Com’è noto, da oggi 1° luglio 2022 (segnatevi questa data) cessano le funzioni previdenziali dell’Istituto Nazionale di Previdenza dei Giornalisti Italiani “Giovanni Amendola” per il lavoro dipendente.
In pratica, chiude l’INPGI1 e le sue funzioni vengono trasferite all’INPS. Non intendo affrontare il tema dell’immediata operatività dell’INPS, anche perché circolano voci attendibili sull’assenza di organizzazione in relazione alla nuova funzione.
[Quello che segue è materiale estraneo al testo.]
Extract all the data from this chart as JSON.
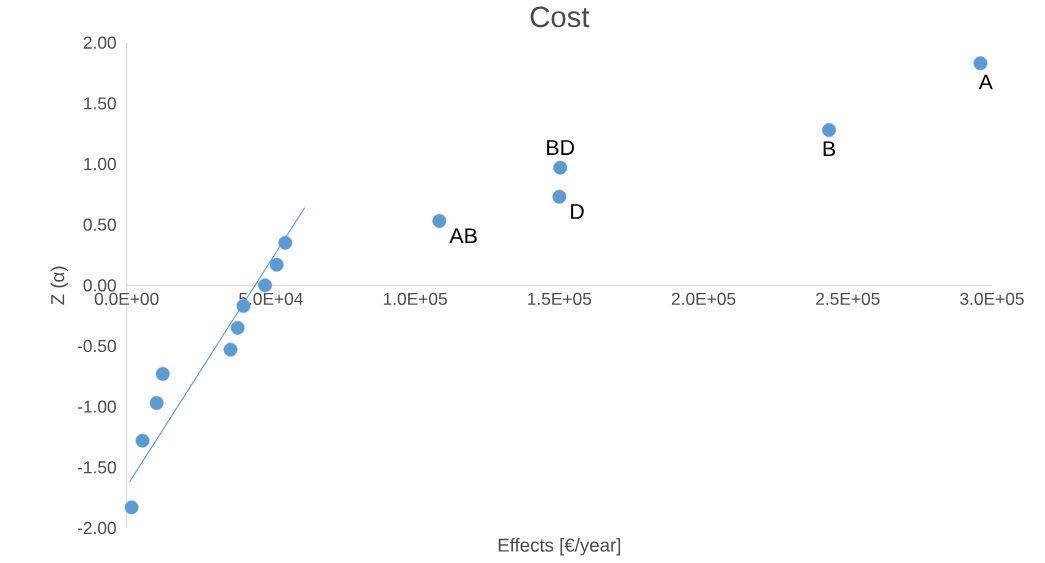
{
  "chart_data": {
    "type": "scatter",
    "title": "Cost",
    "xlabel": "Effects [€/year]",
    "ylabel": "Z (α)",
    "xlim": [
      0,
      300000
    ],
    "ylim": [
      -2,
      2
    ],
    "xticks": [
      {
        "value": 0,
        "label": "0.0E+00"
      },
      {
        "value": 50000,
        "label": "5.0E+04"
      },
      {
        "value": 100000,
        "label": "1.0E+05"
      },
      {
        "value": 150000,
        "label": "1.5E+05"
      },
      {
        "value": 200000,
        "label": "2.0E+05"
      },
      {
        "value": 250000,
        "label": "2.5E+05"
      },
      {
        "value": 300000,
        "label": "3.0E+05"
      }
    ],
    "yticks": [
      {
        "value": -2,
        "label": "-2.00"
      },
      {
        "value": -1.5,
        "label": "-1.50"
      },
      {
        "value": -1,
        "label": "-1.00"
      },
      {
        "value": -0.5,
        "label": "-0.50"
      },
      {
        "value": 0,
        "label": "0.00"
      },
      {
        "value": 0.5,
        "label": "0.50"
      },
      {
        "value": 1,
        "label": "1.00"
      },
      {
        "value": 1.5,
        "label": "1.50"
      },
      {
        "value": 2,
        "label": "2.00"
      }
    ],
    "marker": "circle",
    "series": [
      {
        "color": "#5b9bd5",
        "x": [
          1700,
          5500,
          10400,
          12500,
          36000,
          38500,
          40500,
          48000,
          52000,
          55000,
          108400,
          150000,
          150300,
          243500,
          296000
        ],
        "values": [
          -1.83,
          -1.28,
          -0.97,
          -0.73,
          -0.53,
          -0.35,
          -0.17,
          0,
          0.17,
          0.35,
          0.53,
          0.73,
          0.97,
          1.28,
          1.83
        ]
      },
      {
        "type": "line",
        "color": "#5b9bd5",
        "marker": "none",
        "x": [
          1000,
          61700
        ],
        "values": [
          -1.62,
          0.64
        ]
      }
    ],
    "annotations": [
      {
        "text": "AB",
        "x": 108400,
        "y": 0.53
      },
      {
        "text": "D",
        "x": 150000,
        "y": 0.73
      },
      {
        "text": "BD",
        "x": 150300,
        "y": 0.97
      },
      {
        "text": "B",
        "x": 243500,
        "y": 1.28
      },
      {
        "text": "A",
        "x": 296000,
        "y": 1.83
      }
    ]
  }
}
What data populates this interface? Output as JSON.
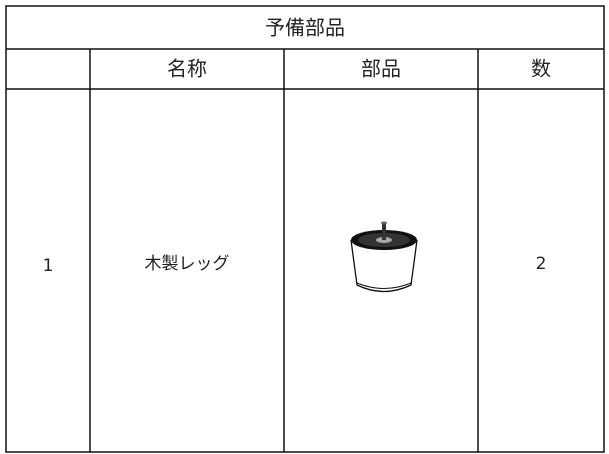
{
  "table": {
    "title": "予備部品",
    "headers": [
      "名称",
      "部品",
      "数"
    ],
    "rows": [
      {
        "no": 1,
        "name": "木製レッグ",
        "qty": 2
      }
    ]
  }
}
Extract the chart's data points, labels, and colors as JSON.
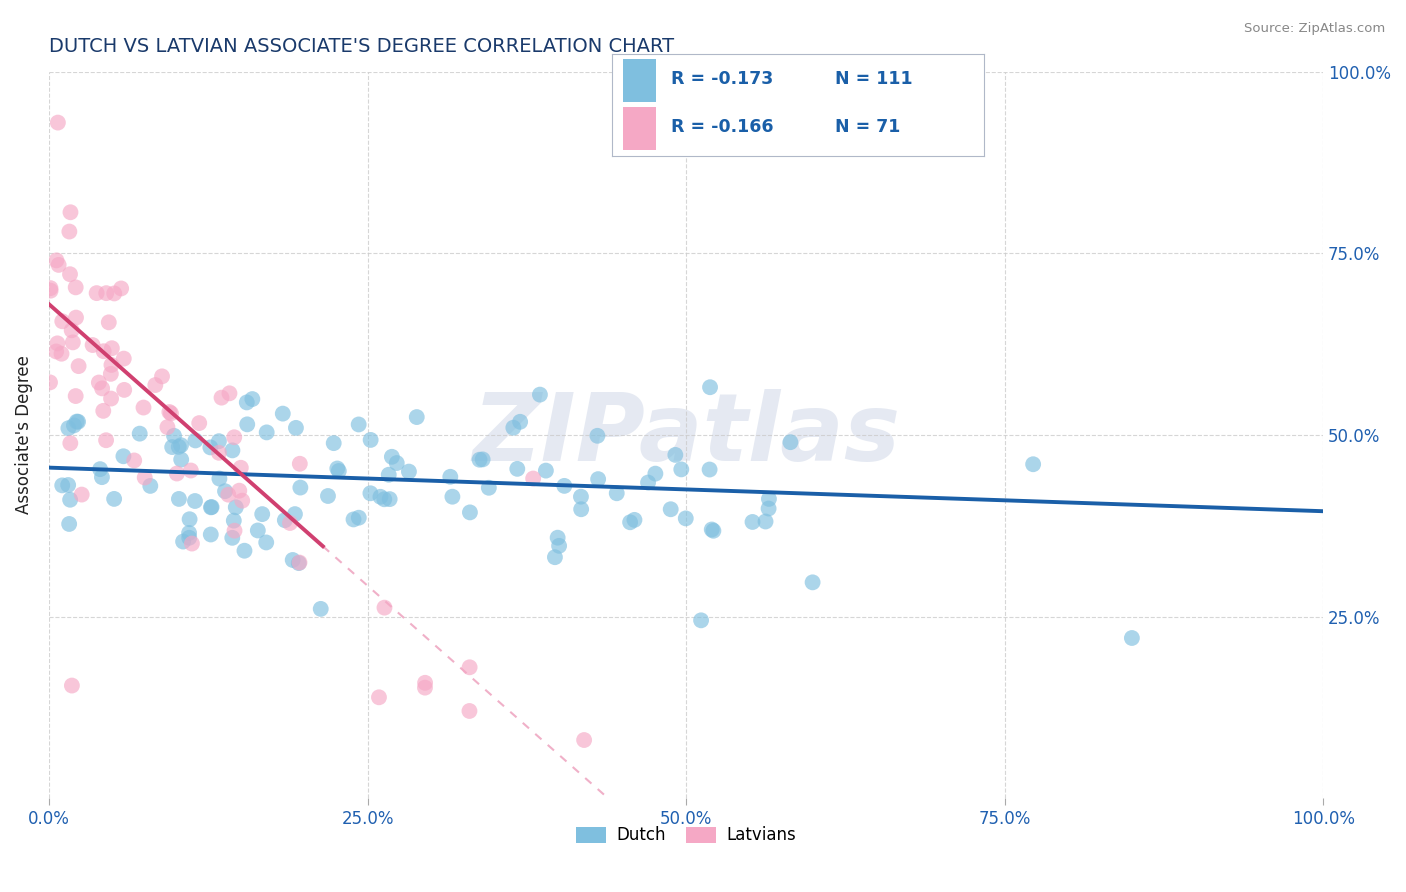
{
  "title": "DUTCH VS LATVIAN ASSOCIATE'S DEGREE CORRELATION CHART",
  "source": "Source: ZipAtlas.com",
  "ylabel": "Associate's Degree",
  "dutch_R": -0.173,
  "dutch_N": 111,
  "latvian_R": -0.166,
  "latvian_N": 71,
  "dutch_color": "#7fbfdf",
  "latvian_color": "#f5a8c5",
  "dutch_line_color": "#1a5fa8",
  "latvian_line_color": "#d04070",
  "latvian_dash_color": "#f0b0c8",
  "title_color": "#1a3a6b",
  "axis_label_color": "#2060b0",
  "text_color": "#222222",
  "background_color": "#ffffff",
  "grid_color": "#cccccc",
  "xlim": [
    0.0,
    1.0
  ],
  "ylim": [
    0.0,
    1.0
  ],
  "xtick_vals": [
    0.0,
    0.25,
    0.5,
    0.75,
    1.0
  ],
  "xtick_labels": [
    "0.0%",
    "25.0%",
    "50.0%",
    "75.0%",
    "100.0%"
  ],
  "ytick_vals": [
    0.25,
    0.5,
    0.75,
    1.0
  ],
  "ytick_labels": [
    "25.0%",
    "50.0%",
    "75.0%",
    "100.0%"
  ],
  "watermark": "ZIPatlas",
  "legend_R_color": "#1a5fa8",
  "legend_N_color": "#1a5fa8"
}
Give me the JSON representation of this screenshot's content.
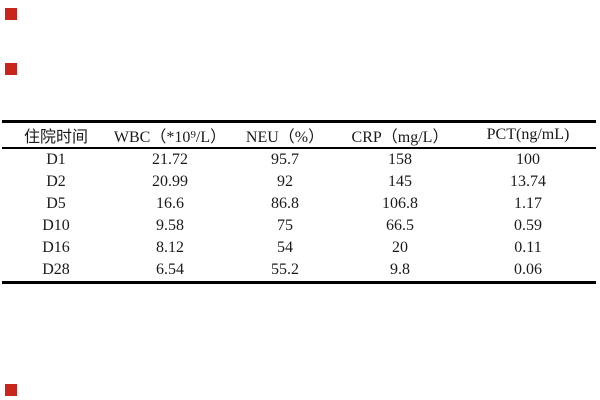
{
  "page": {
    "background": "#ffffff",
    "text_color": "#1a1a1a",
    "border_color": "#000000"
  },
  "markers": {
    "color": "#c9251c",
    "count": 3
  },
  "table": {
    "columns": [
      "住院时间",
      "WBC（*10⁹/L）",
      "NEU（%）",
      "CRP（mg/L）",
      "PCT(ng/mL)"
    ],
    "rows": [
      [
        "D1",
        "21.72",
        "95.7",
        "158",
        "100"
      ],
      [
        "D2",
        "20.99",
        "92",
        "145",
        "13.74"
      ],
      [
        "D5",
        "16.6",
        "86.8",
        "106.8",
        "1.17"
      ],
      [
        "D10",
        "9.58",
        "75",
        "66.5",
        "0.59"
      ],
      [
        "D16",
        "8.12",
        "54",
        "20",
        "0.11"
      ],
      [
        "D28",
        "6.54",
        "55.2",
        "9.8",
        "0.06"
      ]
    ]
  }
}
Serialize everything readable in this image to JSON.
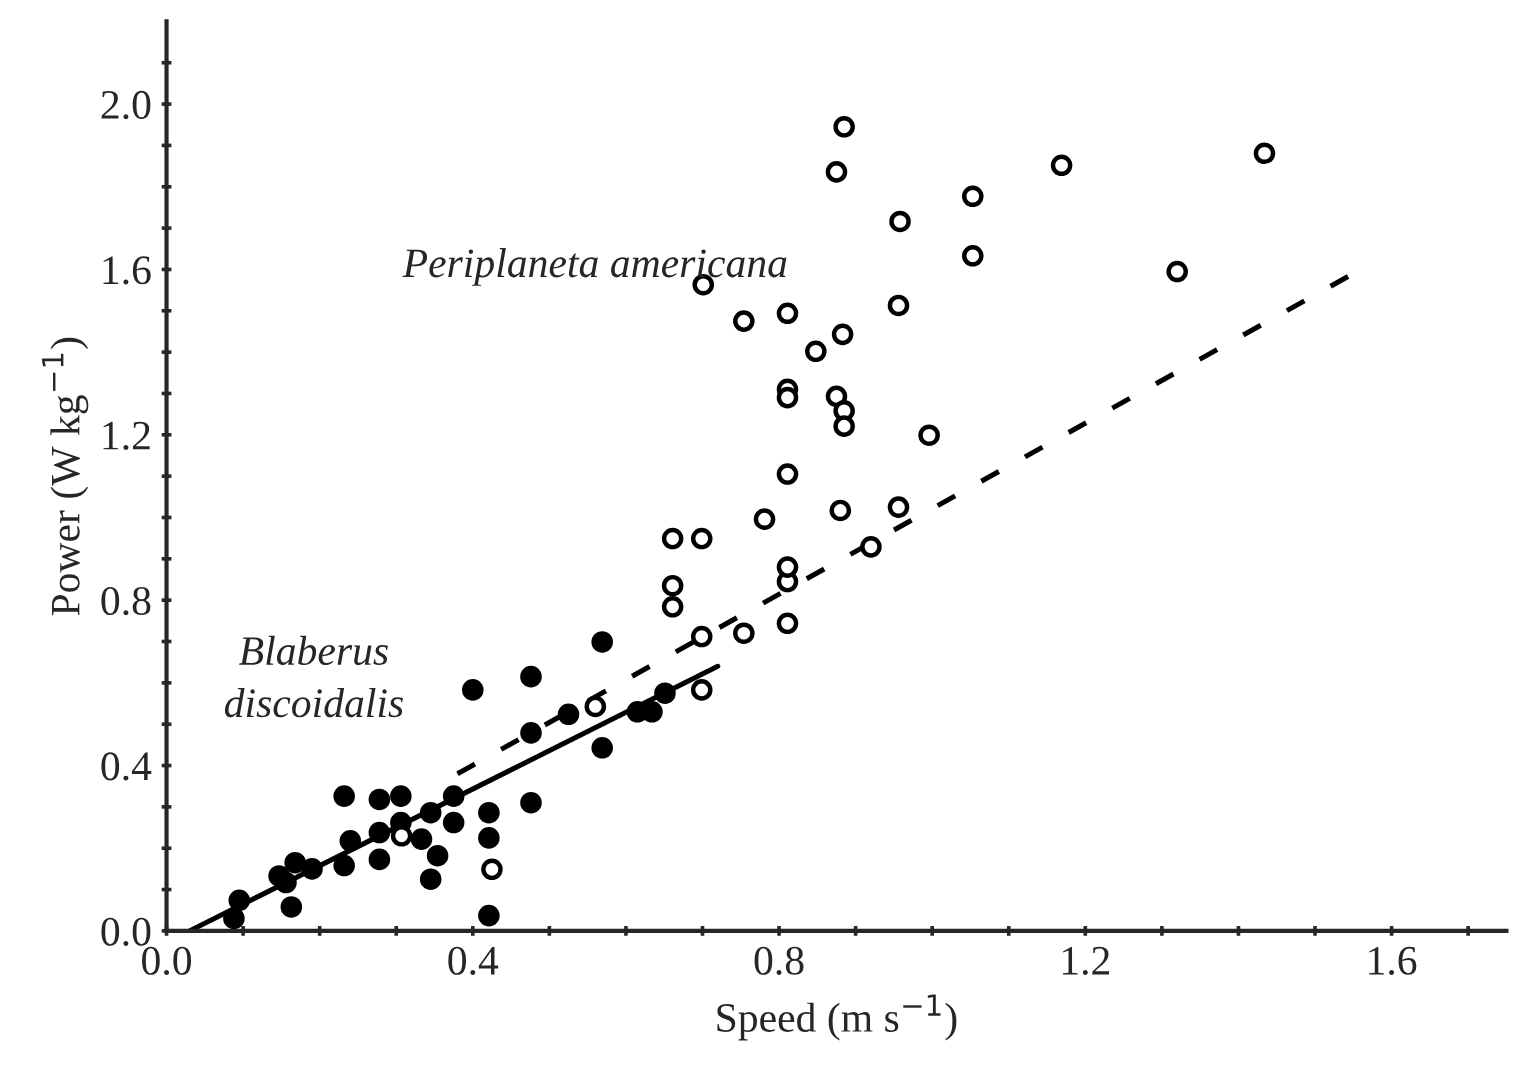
{
  "chart_data": {
    "type": "scatter",
    "xlabel": "Speed (m s$^{−1}$)",
    "ylabel": "Power (W kg$^{−1}$)",
    "xlim": [
      0,
      1.75
    ],
    "ylim": [
      0,
      2.2
    ],
    "xticks": [
      {
        "value": 0,
        "label": "0.0"
      },
      {
        "value": 0.1,
        "label": null
      },
      {
        "value": 0.2,
        "label": null
      },
      {
        "value": 0.3,
        "label": null
      },
      {
        "value": 0.4,
        "label": "0.4"
      },
      {
        "value": 0.5,
        "label": null
      },
      {
        "value": 0.6,
        "label": null
      },
      {
        "value": 0.7,
        "label": null
      },
      {
        "value": 0.8,
        "label": "0.8"
      },
      {
        "value": 0.9,
        "label": null
      },
      {
        "value": 1.0,
        "label": null
      },
      {
        "value": 1.1,
        "label": null
      },
      {
        "value": 1.2,
        "label": "1.2"
      },
      {
        "value": 1.3,
        "label": null
      },
      {
        "value": 1.4,
        "label": null
      },
      {
        "value": 1.5,
        "label": null
      },
      {
        "value": 1.6,
        "label": "1.6"
      },
      {
        "value": 1.7,
        "label": null
      }
    ],
    "yticks": [
      {
        "value": 0,
        "label": "0.0"
      },
      {
        "value": 0.1,
        "label": null
      },
      {
        "value": 0.2,
        "label": null
      },
      {
        "value": 0.3,
        "label": null
      },
      {
        "value": 0.4,
        "label": "0.4"
      },
      {
        "value": 0.5,
        "label": null
      },
      {
        "value": 0.6,
        "label": null
      },
      {
        "value": 0.7,
        "label": null
      },
      {
        "value": 0.8,
        "label": "0.8"
      },
      {
        "value": 0.9,
        "label": null
      },
      {
        "value": 1.0,
        "label": null
      },
      {
        "value": 1.1,
        "label": null
      },
      {
        "value": 1.2,
        "label": "1.2"
      },
      {
        "value": 1.3,
        "label": null
      },
      {
        "value": 1.4,
        "label": null
      },
      {
        "value": 1.5,
        "label": null
      },
      {
        "value": 1.6,
        "label": "1.6"
      },
      {
        "value": 1.7,
        "label": null
      },
      {
        "value": 1.8,
        "label": null
      },
      {
        "value": 1.9,
        "label": null
      },
      {
        "value": 2.0,
        "label": "2.0"
      },
      {
        "value": 2.1,
        "label": null
      }
    ],
    "grid": false,
    "legend": false,
    "marker": "circle",
    "annotations": [
      "Periplaneta americana",
      "Blaberus\ndiscoidalis"
    ],
    "series": [
      {
        "type": "scatter",
        "color": "#000000",
        "x": [
          0.095,
          0.088,
          0.147,
          0.168,
          0.156,
          0.163,
          0.19,
          0.232,
          0.24,
          0.232,
          0.278,
          0.278,
          0.278,
          0.306,
          0.306,
          0.333,
          0.345,
          0.354,
          0.345,
          0.375,
          0.375,
          0.4,
          0.421,
          0.421,
          0.421,
          0.476,
          0.476,
          0.476,
          0.569,
          0.525,
          0.569,
          0.615,
          0.634,
          0.651
        ],
        "values": [
          0.074,
          0.03,
          0.133,
          0.165,
          0.117,
          0.058,
          0.15,
          0.326,
          0.218,
          0.158,
          0.318,
          0.238,
          0.173,
          0.326,
          0.262,
          0.222,
          0.286,
          0.182,
          0.125,
          0.326,
          0.262,
          0.583,
          0.286,
          0.225,
          0.037,
          0.615,
          0.479,
          0.31,
          0.699,
          0.524,
          0.443,
          0.53,
          0.53,
          0.575
        ]
      },
      {
        "type": "scatter",
        "color": "#ffffff",
        "x": [
          0.425,
          0.307,
          0.56,
          0.699,
          0.699,
          0.754,
          0.661,
          0.661,
          0.661,
          0.699,
          0.781,
          0.811,
          0.811,
          0.811,
          0.88,
          0.92,
          0.956,
          0.885,
          0.875,
          1.053,
          0.958,
          1.053,
          0.701,
          0.754,
          0.811,
          0.956,
          0.883,
          0.848,
          0.811,
          0.811,
          0.875,
          0.885,
          0.885,
          0.996,
          0.811,
          1.169,
          1.434,
          1.32
        ],
        "values": [
          0.149,
          0.23,
          0.543,
          0.583,
          0.712,
          0.72,
          0.784,
          0.835,
          0.949,
          0.949,
          0.996,
          0.744,
          0.845,
          0.88,
          1.017,
          0.929,
          1.025,
          1.945,
          1.836,
          1.777,
          1.716,
          1.633,
          1.563,
          1.475,
          1.494,
          1.513,
          1.443,
          1.402,
          1.31,
          1.29,
          1.293,
          1.258,
          1.221,
          1.199,
          1.105,
          1.852,
          1.881,
          1.595
        ]
      },
      {
        "type": "line",
        "color": "#000000",
        "line_style": "solid",
        "marker": "none",
        "x": [
          0.03,
          0.72
        ],
        "values": [
          0,
          0.64
        ]
      },
      {
        "type": "line",
        "color": "#000000",
        "line_style": "dashed",
        "marker": "none",
        "x": [
          0.38,
          1.55
        ],
        "values": [
          0.38,
          1.59
        ]
      }
    ]
  }
}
Evidentemente tutte le necessarie misure arriveranno e di sicuro l’INPS svolgerà al meglio il suo ulteriore compito.
Non intendo neanche affrontare la risposta alla domanda se per editori e giornalisti sia meglio così, cioè avere sul lavoro dipendente l’Ente di previdenza generale, oppure sarebbe stato meglio conservare INPGI1. Questa, in particolare, è una domanda che avrà una risposta nei prossimi anni.
La considerazione di base, necessaria, sta nel fatto che in questo modo le pensioni dei giornalisti sono salve, e questo è un risultato importante che il governo (e solo il governo, non fatevi dire cose imprecise) ha inteso perseguire fin dall’inizio.
Detto questo, l’osservazione iniziale che si può fare è quella che riguarda la fine di un’epoca, iniziata per opera di Benito Mussolini nel 1926 e continuata per 96 anni in forme diverse, e con spirito diverso nel secolo successivo.
Non sentiremo più parlare di maggioranze di settore che eleggono i dirigenti, di correnti, di orientamenti diversificati in base a criteri talvolta incomprensibili. Evidentemente gli schemi andranno a riproporsi in INPGI2, chissà.
Finisce un’epoca, si diceva. E finisce lasciando la forte sensazione che altre epoche dovrebbero finire, anche se sempre troppo tardi.
Con la speranza che le epoche che, invece, dovranno iniziare, inizino dal basso, dalla società, anche se in realtà tutto è già iniziato, in barba a chi pensa ancora di vivere nel XX secolo.